Threat actors, for all intents and purposes, are wise individuals. They have advanced minds and they always try to be a step ahead when it comes to covering their tracks before authorities and investigators complete the puzzle. Unfortunately, for some of them, they have not yet reached the art of cover-up as they leave their ‘digital footprints, which sooner or later allowed authorities to catch them for good.
This is what happened with Sergiy Getrovich Usatyuk, also known under the aliases: GIFTEDPV.P, GIFTEDPVP, Andy Quez, Andrew Quez, Andy and Sergio Usatyuk. The 20-year old resident of Chicago Illinois, he pleaded guilty for 8 campaigns of DDoS attacks under the domain names Zstress.net, Databooster.com, ExoStress.in, QuezStresser.com,Decafestresser, and Betabooster with enhancements provided by the botnet he also helps create. He initially launched his campaigns through the use of public rented servers.
“In just the first 13 months of the 27-month long conspiracy, the Subject Booters’ users ordered approximately 3,829,812 DDoS attacks. As of September 12, 2017, ExoStresser advertised on its website (exostress.in) that its booter service alone had launched 1,367,610 DDoS attacks, and caused targets to suffer 109,186.4 hours of network dowtime (4,549 days),” the court record said.
Usatyuk was caught due to his own negligence when his home IP address attempted to log in to the cloud servers was later found out during the digital forensic investigation. The IP address he used in Darien Illinois and Hollywood, Florida where verified as his by the investigators, which brought strong suspicion about his Internet activities. With the IP address in hand, authorities were able to detect the hosting provider, the chat logs and technical support correspondents between him and his ‘customers’ in this illegal DDoS business.
“For over two years, Sergiy Usatyuk conspired to launch millions of DDoS attacks that paralyzed the computer systems of U.S. organizations for more than 100,000 hours. The Criminal Division and our law enforcement partners will remain vigilant in protecting the American public by prosecuting the cybercriminals responsible for these sophisticated and harmful schemes,” emphasized Assistant Attorney General Benczkowski.
The surveillance leading to the arrest of Usatyuk is not easy, since the surveillance started 3 years ago, in 2016. Of all his services, ExoStresser is one of the most successful, as his customers can easily launch DDoS attacks against a target of their own choosing. Including DDoS attacks against a school by its own student, who was his customer.

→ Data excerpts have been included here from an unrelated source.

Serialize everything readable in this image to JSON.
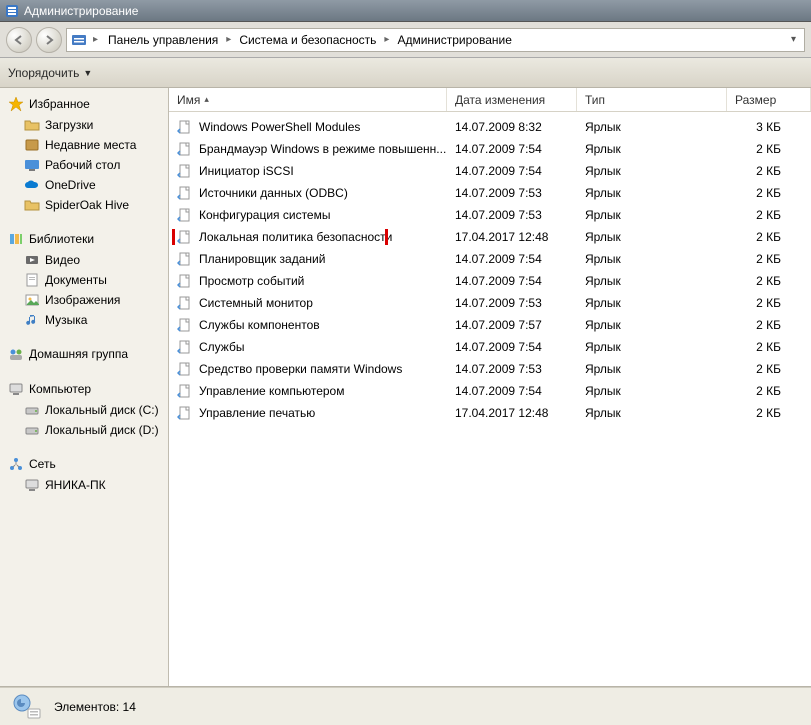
{
  "window": {
    "title": "Администрирование"
  },
  "breadcrumbs": {
    "items": [
      "Панель управления",
      "Система и безопасность",
      "Администрирование"
    ]
  },
  "organize": {
    "label": "Упорядочить"
  },
  "sidebar": {
    "favorites": {
      "header": "Избранное",
      "items": [
        "Загрузки",
        "Недавние места",
        "Рабочий стол",
        "OneDrive",
        "SpiderOak Hive"
      ]
    },
    "libraries": {
      "header": "Библиотеки",
      "items": [
        "Видео",
        "Документы",
        "Изображения",
        "Музыка"
      ]
    },
    "homegroup": {
      "header": "Домашняя группа"
    },
    "computer": {
      "header": "Компьютер",
      "items": [
        "Локальный диск (C:)",
        "Локальный диск (D:)"
      ]
    },
    "network": {
      "header": "Сеть",
      "items": [
        "ЯНИКА-ПК"
      ]
    }
  },
  "columns": {
    "name": "Имя",
    "date": "Дата изменения",
    "type": "Тип",
    "size": "Размер"
  },
  "files": [
    {
      "name": "Windows PowerShell Modules",
      "date": "14.07.2009 8:32",
      "type": "Ярлык",
      "size": "3 КБ",
      "highlight": false
    },
    {
      "name": "Брандмауэр Windows в режиме повышенн...",
      "date": "14.07.2009 7:54",
      "type": "Ярлык",
      "size": "2 КБ",
      "highlight": false
    },
    {
      "name": "Инициатор iSCSI",
      "date": "14.07.2009 7:54",
      "type": "Ярлык",
      "size": "2 КБ",
      "highlight": false
    },
    {
      "name": "Источники данных (ODBC)",
      "date": "14.07.2009 7:53",
      "type": "Ярлык",
      "size": "2 КБ",
      "highlight": false
    },
    {
      "name": "Конфигурация системы",
      "date": "14.07.2009 7:53",
      "type": "Ярлык",
      "size": "2 КБ",
      "highlight": false
    },
    {
      "name": "Локальная политика безопасности",
      "date": "17.04.2017 12:48",
      "type": "Ярлык",
      "size": "2 КБ",
      "highlight": true
    },
    {
      "name": "Планировщик заданий",
      "date": "14.07.2009 7:54",
      "type": "Ярлык",
      "size": "2 КБ",
      "highlight": false
    },
    {
      "name": "Просмотр событий",
      "date": "14.07.2009 7:54",
      "type": "Ярлык",
      "size": "2 КБ",
      "highlight": false
    },
    {
      "name": "Системный монитор",
      "date": "14.07.2009 7:53",
      "type": "Ярлык",
      "size": "2 КБ",
      "highlight": false
    },
    {
      "name": "Службы компонентов",
      "date": "14.07.2009 7:57",
      "type": "Ярлык",
      "size": "2 КБ",
      "highlight": false
    },
    {
      "name": "Службы",
      "date": "14.07.2009 7:54",
      "type": "Ярлык",
      "size": "2 КБ",
      "highlight": false
    },
    {
      "name": "Средство проверки памяти Windows",
      "date": "14.07.2009 7:53",
      "type": "Ярлык",
      "size": "2 КБ",
      "highlight": false
    },
    {
      "name": "Управление компьютером",
      "date": "14.07.2009 7:54",
      "type": "Ярлык",
      "size": "2 КБ",
      "highlight": false
    },
    {
      "name": "Управление печатью",
      "date": "17.04.2017 12:48",
      "type": "Ярлык",
      "size": "2 КБ",
      "highlight": false
    }
  ],
  "status": {
    "text": "Элементов: 14"
  }
}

“The Subject Booters’ DDoS attacks also harmed computer systems that were not directly targeted. For example, in November 2016, a Betabooter subscriber launched a series of DDoS attacks against a school district in Pittsburgh, Pennsylvania area that not only disrupted the school district’s computer systems, but affected the computer systems of seventeen organizations that shared the same computer infrastructure. Including other school districts, the county government, the county’s career and technology centers and a Catholic Diocese in the area,” the court record explained.

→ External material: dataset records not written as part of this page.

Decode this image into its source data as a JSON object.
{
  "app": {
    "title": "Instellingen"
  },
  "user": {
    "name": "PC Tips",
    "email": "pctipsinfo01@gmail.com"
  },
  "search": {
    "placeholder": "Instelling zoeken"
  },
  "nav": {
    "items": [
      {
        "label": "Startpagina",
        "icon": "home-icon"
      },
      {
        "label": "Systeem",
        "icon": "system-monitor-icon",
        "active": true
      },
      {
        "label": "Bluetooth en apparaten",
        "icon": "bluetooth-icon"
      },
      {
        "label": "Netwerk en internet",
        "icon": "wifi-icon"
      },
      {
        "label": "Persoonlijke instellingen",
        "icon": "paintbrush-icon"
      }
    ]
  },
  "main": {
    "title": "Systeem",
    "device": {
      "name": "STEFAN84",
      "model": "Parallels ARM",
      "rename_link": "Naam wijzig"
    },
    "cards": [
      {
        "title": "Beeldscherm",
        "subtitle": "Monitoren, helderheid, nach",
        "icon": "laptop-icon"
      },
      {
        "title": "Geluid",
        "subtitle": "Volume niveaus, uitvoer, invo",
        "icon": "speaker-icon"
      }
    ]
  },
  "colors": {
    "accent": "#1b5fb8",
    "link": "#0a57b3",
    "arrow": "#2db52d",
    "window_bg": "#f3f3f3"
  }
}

DDoS-for-hire businesses are not new in the field of cybersecurity field, but not a popular one either. The people behind it uses botnets in order to hide from forensics, however, human mistakes of the people behind it may one way or another can blew their cover. “DDoS-for-hire services pose a malicious threat to the citizens of our district, as well as districts across the country, by impeding critical access to the internet and jeopardizing safety and security in the process. The operation and use of these services to disrupt the operations of our businesses and other institutions cannot be tolerated. Anyone who weaponizes web traffic in this manner will be vigorously pursued and prosecuted by my office,” concluded U.S. Attorney Higdon.